What about since the peace talks started?

Chart 5: Deaths in the 12 months prior to the peace talks and in the 6 months since the peace talks started:


NOTE: It was announced on February 28, 2013 that peace talks would start.

BP: 6 months have passed since peace talks started. This is enough time to at least provide some preliminary analysis. It is not a good idea to look at single days – you can have 5-6 people die and that sounds bad, but if no one else dies for the next 3-4 days well we are already back to the norm – as they can distort things. 6 months is, in BP’s view, a long enough period.

In the 6 months since peace talks started, we have had 238 deaths or 39.7 deaths a month. How does this compare with the past?

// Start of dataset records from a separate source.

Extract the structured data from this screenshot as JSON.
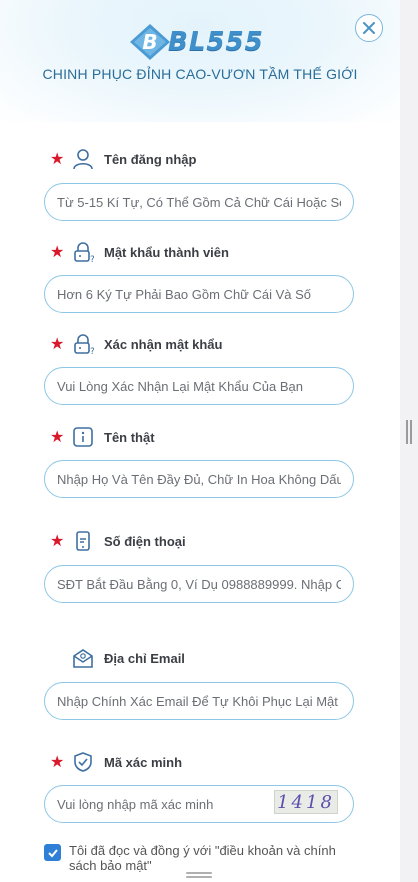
{
  "brand": {
    "name": "BL555",
    "slogan": "CHINH PHỤC ĐỈNH CAO-VƯƠN TẦM THẾ GIỚI"
  },
  "fields": [
    {
      "key": "username",
      "required": true,
      "icon": "user-icon",
      "label": "Tên đăng nhập",
      "placeholder": "Từ 5-15 Kí Tự, Có Thể Gồm Cả Chữ Cái Hoặc Số"
    },
    {
      "key": "password",
      "required": true,
      "icon": "lock-question-icon",
      "label": "Mật khẩu thành viên",
      "placeholder": "Hơn 6 Ký Tự Phải Bao Gồm Chữ Cái Và Số"
    },
    {
      "key": "confirm_password",
      "required": true,
      "icon": "lock-question-icon",
      "label": "Xác nhận mật khẩu",
      "placeholder": "Vui Lòng Xác Nhận Lại Mật Khẩu Của Bạn"
    },
    {
      "key": "real_name",
      "required": true,
      "icon": "info-icon",
      "label": "Tên thật",
      "placeholder": "Nhập Họ Và Tên Đầy Đủ, Chữ In Hoa Không Dấu,"
    },
    {
      "key": "phone",
      "required": true,
      "icon": "phone-icon",
      "label": "Số điện thoại",
      "placeholder": "SĐT Bắt Đầu Bằng 0, Ví Dụ 0988889999. Nhập Ch"
    },
    {
      "key": "email",
      "required": false,
      "icon": "email-icon",
      "label": "Địa chỉ Email",
      "placeholder": "Nhập Chính Xác Email Để Tự Khôi Phục Lại Mật K"
    },
    {
      "key": "verify_code",
      "required": true,
      "icon": "shield-check-icon",
      "label": "Mã xác minh",
      "placeholder": "Vui lòng nhập mã xác minh"
    }
  ],
  "captcha": {
    "code": "1418"
  },
  "agreement": {
    "checked": true,
    "text": "Tôi đã đọc và đồng ý với \"điều khoản và chính sách bảo mật\""
  },
  "colors": {
    "accent": "#3f8fca",
    "required_star": "#d9182b",
    "input_border": "#8ec7e6",
    "checkbox": "#2f7fd6"
  }
}
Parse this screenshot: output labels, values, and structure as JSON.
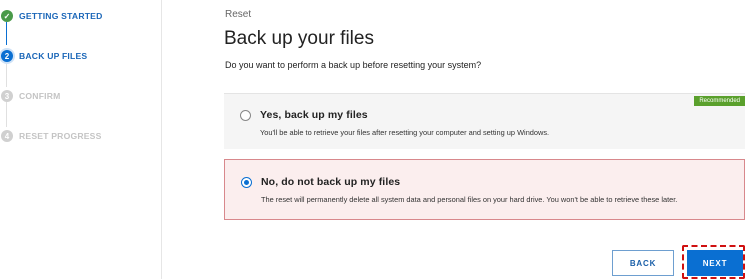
{
  "sidebar": {
    "steps": [
      {
        "label": "GETTING STARTED",
        "status": "done",
        "marker": "✓"
      },
      {
        "label": "BACK UP FILES",
        "status": "active",
        "marker": "2"
      },
      {
        "label": "CONFIRM",
        "status": "pending",
        "marker": "3"
      },
      {
        "label": "RESET PROGRESS",
        "status": "pending",
        "marker": "4"
      }
    ]
  },
  "main": {
    "breadcrumb": "Reset",
    "title": "Back up your files",
    "question": "Do you want to perform a back up before resetting your system?",
    "options": [
      {
        "title": "Yes, back up my files",
        "description": "You'll be able to retrieve your files after resetting your computer and setting up Windows.",
        "badge": "Recommended",
        "selected": false
      },
      {
        "title": "No, do not back up my files",
        "description": "The reset will permanently delete all system data and personal files on your hard drive. You won't be able to retrieve these later.",
        "selected": true
      }
    ]
  },
  "buttons": {
    "back": "BACK",
    "next": "NEXT"
  },
  "colors": {
    "accent": "#0a6fd2",
    "done": "#4a9a4a",
    "warning_bg": "#fbeeee",
    "warning_border": "#d8888c",
    "badge": "#5aa02c",
    "highlight": "#d01010"
  }
}
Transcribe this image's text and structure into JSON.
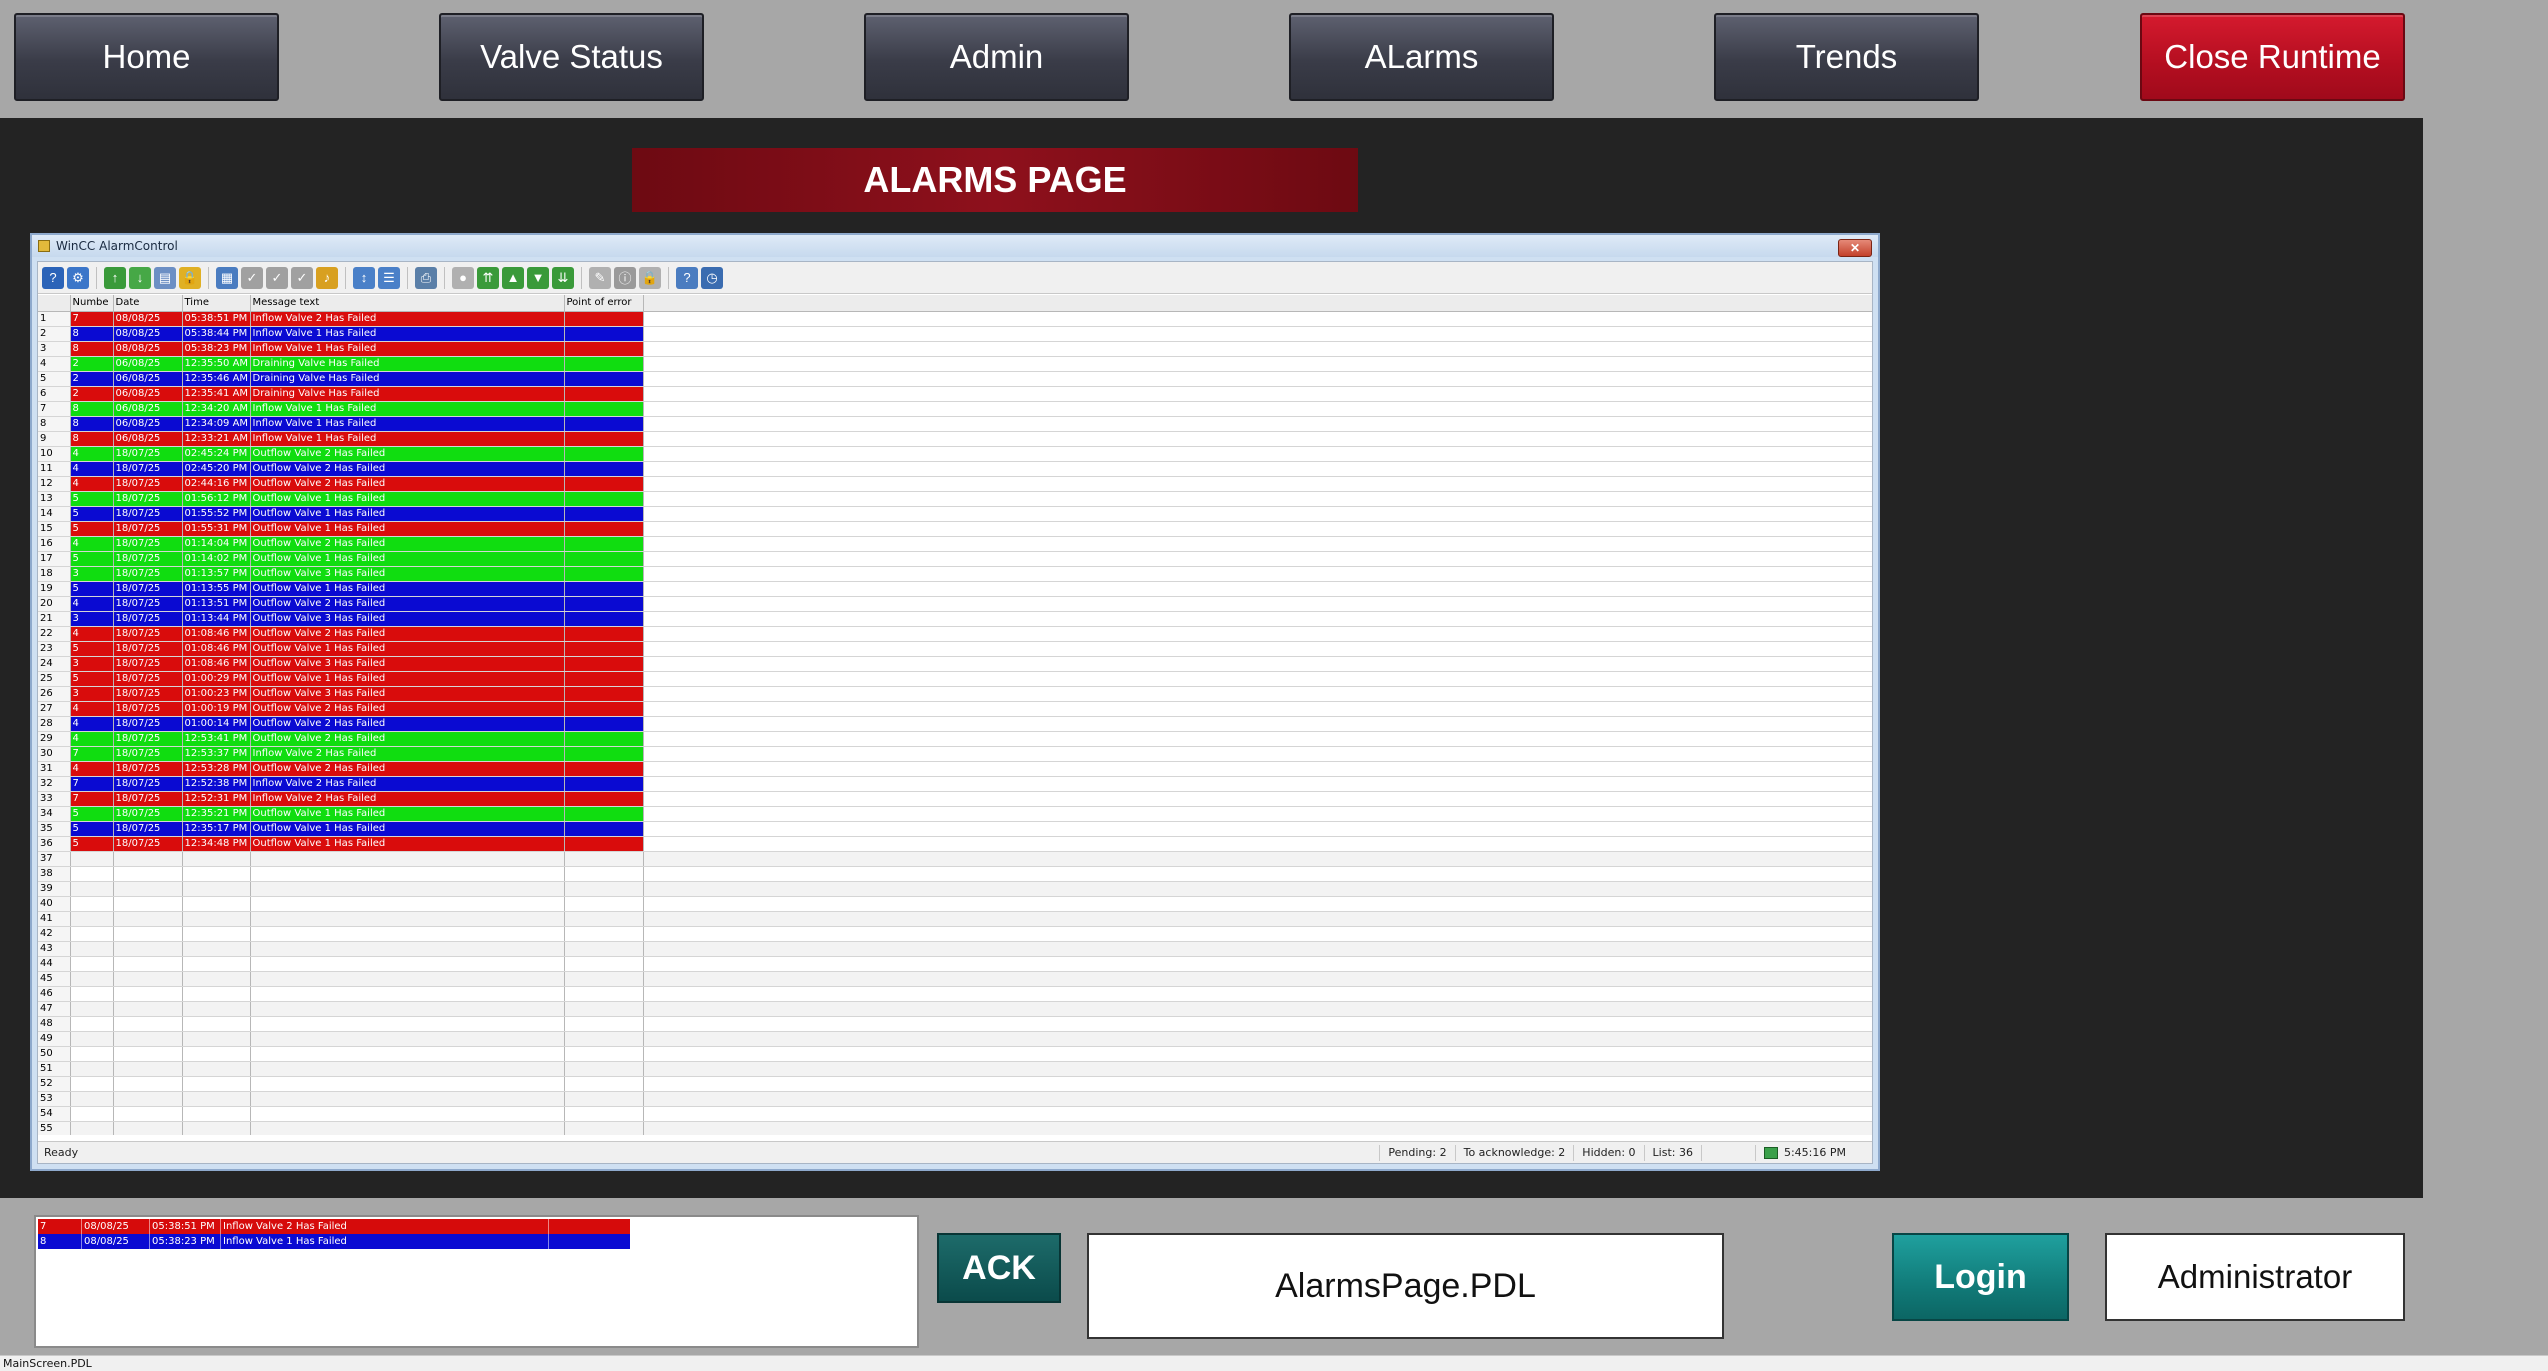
{
  "nav": {
    "home": "Home",
    "valve_status": "Valve Status",
    "admin": "Admin",
    "alarms": "ALarms",
    "trends": "Trends",
    "close_runtime": "Close Runtime"
  },
  "page_title": "ALARMS PAGE",
  "alarm_control": {
    "window_title": "WinCC AlarmControl",
    "close_glyph": "✕",
    "columns": [
      "Numbe",
      "Date",
      "Time",
      "Message text",
      "Point of error"
    ],
    "rows": [
      {
        "no": "1",
        "num": "7",
        "date": "08/08/25",
        "time": "05:38:51 PM",
        "msg": "Inflow Valve 2 Has Failed",
        "color": "red"
      },
      {
        "no": "2",
        "num": "8",
        "date": "08/08/25",
        "time": "05:38:44 PM",
        "msg": "Inflow Valve 1 Has Failed",
        "color": "blue"
      },
      {
        "no": "3",
        "num": "8",
        "date": "08/08/25",
        "time": "05:38:23 PM",
        "msg": "Inflow Valve 1 Has Failed",
        "color": "red"
      },
      {
        "no": "4",
        "num": "2",
        "date": "06/08/25",
        "time": "12:35:50 AM",
        "msg": "Draining Valve Has Failed",
        "color": "green"
      },
      {
        "no": "5",
        "num": "2",
        "date": "06/08/25",
        "time": "12:35:46 AM",
        "msg": "Draining Valve Has Failed",
        "color": "blue"
      },
      {
        "no": "6",
        "num": "2",
        "date": "06/08/25",
        "time": "12:35:41 AM",
        "msg": "Draining Valve Has Failed",
        "color": "red"
      },
      {
        "no": "7",
        "num": "8",
        "date": "06/08/25",
        "time": "12:34:20 AM",
        "msg": "Inflow Valve 1 Has Failed",
        "color": "green"
      },
      {
        "no": "8",
        "num": "8",
        "date": "06/08/25",
        "time": "12:34:09 AM",
        "msg": "Inflow Valve 1 Has Failed",
        "color": "blue"
      },
      {
        "no": "9",
        "num": "8",
        "date": "06/08/25",
        "time": "12:33:21 AM",
        "msg": "Inflow Valve 1 Has Failed",
        "color": "red"
      },
      {
        "no": "10",
        "num": "4",
        "date": "18/07/25",
        "time": "02:45:24 PM",
        "msg": "Outflow Valve 2 Has Failed",
        "color": "green"
      },
      {
        "no": "11",
        "num": "4",
        "date": "18/07/25",
        "time": "02:45:20 PM",
        "msg": "Outflow Valve 2 Has Failed",
        "color": "blue"
      },
      {
        "no": "12",
        "num": "4",
        "date": "18/07/25",
        "time": "02:44:16 PM",
        "msg": "Outflow Valve 2 Has Failed",
        "color": "red"
      },
      {
        "no": "13",
        "num": "5",
        "date": "18/07/25",
        "time": "01:56:12 PM",
        "msg": "Outflow Valve 1 Has Failed",
        "color": "green"
      },
      {
        "no": "14",
        "num": "5",
        "date": "18/07/25",
        "time": "01:55:52 PM",
        "msg": "Outflow Valve 1 Has Failed",
        "color": "blue"
      },
      {
        "no": "15",
        "num": "5",
        "date": "18/07/25",
        "time": "01:55:31 PM",
        "msg": "Outflow Valve 1 Has Failed",
        "color": "red"
      },
      {
        "no": "16",
        "num": "4",
        "date": "18/07/25",
        "time": "01:14:04 PM",
        "msg": "Outflow Valve 2 Has Failed",
        "color": "green"
      },
      {
        "no": "17",
        "num": "5",
        "date": "18/07/25",
        "time": "01:14:02 PM",
        "msg": "Outflow Valve 1 Has Failed",
        "color": "green"
      },
      {
        "no": "18",
        "num": "3",
        "date": "18/07/25",
        "time": "01:13:57 PM",
        "msg": "Outflow Valve 3 Has Failed",
        "color": "green"
      },
      {
        "no": "19",
        "num": "5",
        "date": "18/07/25",
        "time": "01:13:55 PM",
        "msg": "Outflow Valve 1 Has Failed",
        "color": "blue"
      },
      {
        "no": "20",
        "num": "4",
        "date": "18/07/25",
        "time": "01:13:51 PM",
        "msg": "Outflow Valve 2 Has Failed",
        "color": "blue"
      },
      {
        "no": "21",
        "num": "3",
        "date": "18/07/25",
        "time": "01:13:44 PM",
        "msg": "Outflow Valve 3 Has Failed",
        "color": "blue"
      },
      {
        "no": "22",
        "num": "4",
        "date": "18/07/25",
        "time": "01:08:46 PM",
        "msg": "Outflow Valve 2 Has Failed",
        "color": "red"
      },
      {
        "no": "23",
        "num": "5",
        "date": "18/07/25",
        "time": "01:08:46 PM",
        "msg": "Outflow Valve 1 Has Failed",
        "color": "red"
      },
      {
        "no": "24",
        "num": "3",
        "date": "18/07/25",
        "time": "01:08:46 PM",
        "msg": "Outflow Valve 3 Has Failed",
        "color": "red"
      },
      {
        "no": "25",
        "num": "5",
        "date": "18/07/25",
        "time": "01:00:29 PM",
        "msg": "Outflow Valve 1 Has Failed",
        "color": "red"
      },
      {
        "no": "26",
        "num": "3",
        "date": "18/07/25",
        "time": "01:00:23 PM",
        "msg": "Outflow Valve 3 Has Failed",
        "color": "red"
      },
      {
        "no": "27",
        "num": "4",
        "date": "18/07/25",
        "time": "01:00:19 PM",
        "msg": "Outflow Valve 2 Has Failed",
        "color": "red"
      },
      {
        "no": "28",
        "num": "4",
        "date": "18/07/25",
        "time": "01:00:14 PM",
        "msg": "Outflow Valve 2 Has Failed",
        "color": "blue"
      },
      {
        "no": "29",
        "num": "4",
        "date": "18/07/25",
        "time": "12:53:41 PM",
        "msg": "Outflow Valve 2 Has Failed",
        "color": "green"
      },
      {
        "no": "30",
        "num": "7",
        "date": "18/07/25",
        "time": "12:53:37 PM",
        "msg": "Inflow Valve 2 Has Failed",
        "color": "green"
      },
      {
        "no": "31",
        "num": "4",
        "date": "18/07/25",
        "time": "12:53:28 PM",
        "msg": "Outflow Valve 2 Has Failed",
        "color": "red"
      },
      {
        "no": "32",
        "num": "7",
        "date": "18/07/25",
        "time": "12:52:38 PM",
        "msg": "Inflow Valve 2 Has Failed",
        "color": "blue"
      },
      {
        "no": "33",
        "num": "7",
        "date": "18/07/25",
        "time": "12:52:31 PM",
        "msg": "Inflow Valve 2 Has Failed",
        "color": "red"
      },
      {
        "no": "34",
        "num": "5",
        "date": "18/07/25",
        "time": "12:35:21 PM",
        "msg": "Outflow Valve 1 Has Failed",
        "color": "green"
      },
      {
        "no": "35",
        "num": "5",
        "date": "18/07/25",
        "time": "12:35:17 PM",
        "msg": "Outflow Valve 1 Has Failed",
        "color": "blue"
      },
      {
        "no": "36",
        "num": "5",
        "date": "18/07/25",
        "time": "12:34:48 PM",
        "msg": "Outflow Valve 1 Has Failed",
        "color": "red"
      }
    ],
    "empty_row_numbers": [
      "37",
      "38",
      "39",
      "40",
      "41",
      "42",
      "43",
      "44",
      "45",
      "46",
      "47",
      "48",
      "49",
      "50",
      "51",
      "52",
      "53",
      "54",
      "55"
    ],
    "status": {
      "ready": "Ready",
      "pending": "Pending: 2",
      "to_acknowledge": "To acknowledge: 2",
      "hidden": "Hidden: 0",
      "list": "List: 36",
      "clock": "5:45:16 PM"
    },
    "toolbar_icons": [
      "help-icon",
      "config-icon",
      "first-page-icon",
      "prev-page-icon",
      "report-icon",
      "lock-icon",
      "chart-icon",
      "ack-single-icon",
      "ack-group-icon",
      "ack-emergency-icon",
      "hornsignal-icon",
      "sort-icon",
      "select-icon",
      "print-icon",
      "loop-icon",
      "top-icon",
      "prev-alarm-icon",
      "next-alarm-icon",
      "bottom-icon",
      "comment-icon",
      "info-icon",
      "lock-alarm-icon",
      "history-icon",
      "time-icon"
    ]
  },
  "mini_alarm": {
    "rows": [
      {
        "num": "7",
        "date": "08/08/25",
        "time": "05:38:51 PM",
        "msg": "Inflow Valve 2 Has Failed"
      },
      {
        "num": "8",
        "date": "08/08/25",
        "time": "05:38:23 PM",
        "msg": "Inflow Valve 1 Has Failed"
      }
    ]
  },
  "buttons": {
    "ack": "ACK",
    "login": "Login"
  },
  "pdl_name": "AlarmsPage.PDL",
  "current_user": "Administrator",
  "footer_status": "MainScreen.PDL",
  "colors": {
    "red": "#d90c0c",
    "blue": "#0a0ad2",
    "green": "#10dd10",
    "nav_dark": "#3a3c48",
    "close_red": "#b30e20",
    "teal": "#117b79"
  }
}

A. If you compare with the previous 6 months before that where there were 244 deaths or 40.7 deaths a month.
B. If you compare it for the same time period last year (Mar-Aug) where there were 246 deaths or 41 deaths a month.
C. If you compare with the average monthly death since Jan 2008 where there were 40.9 deaths a month.

BP: A minor drop, but not really statistically significant. Not worse, but not much better. Interestingly, there has been a change in the people targeted though. WSJ:

Data from a security unit showed the number of officers killed in the southern border region during March and June of 2013 totaled 55, compared with 20 recorded during the same period of 2012.  However, civilian casualties dropped in half, to 43 from last year’s 81.

Col. Pramote Promin, spokesman for the Thai Army’s Region 4 Internal Security Operations Command, said the change in the number of deaths doesn’t signal a shift in tactics of attacks.

“It is true that more and more security officers and volunteers have become the insurgents’ targets so far this year.  But that’s because the attackers have employed more bombing tactics to cause more damages,” said Col. Pramote.  “All the slain policemen belonged to the team tasked with the clampdown on oil smuggling, which is a part of the many illicit activities that are connected with separatist movements.”

Srisompob Jitpiromsri, director of Deep South Watch, an independent organization to promote peace in the restive south, is still optimistic about peace talks. Fewer civilian casualties may imply that the peace dialogue is working, even though the conclusion is not yet reached.

Civilians are significantly less of a target since the peace talk began. Overall, the situation has improved. We have the lowest total death tolls in nine years,” said Mr. Srisompob.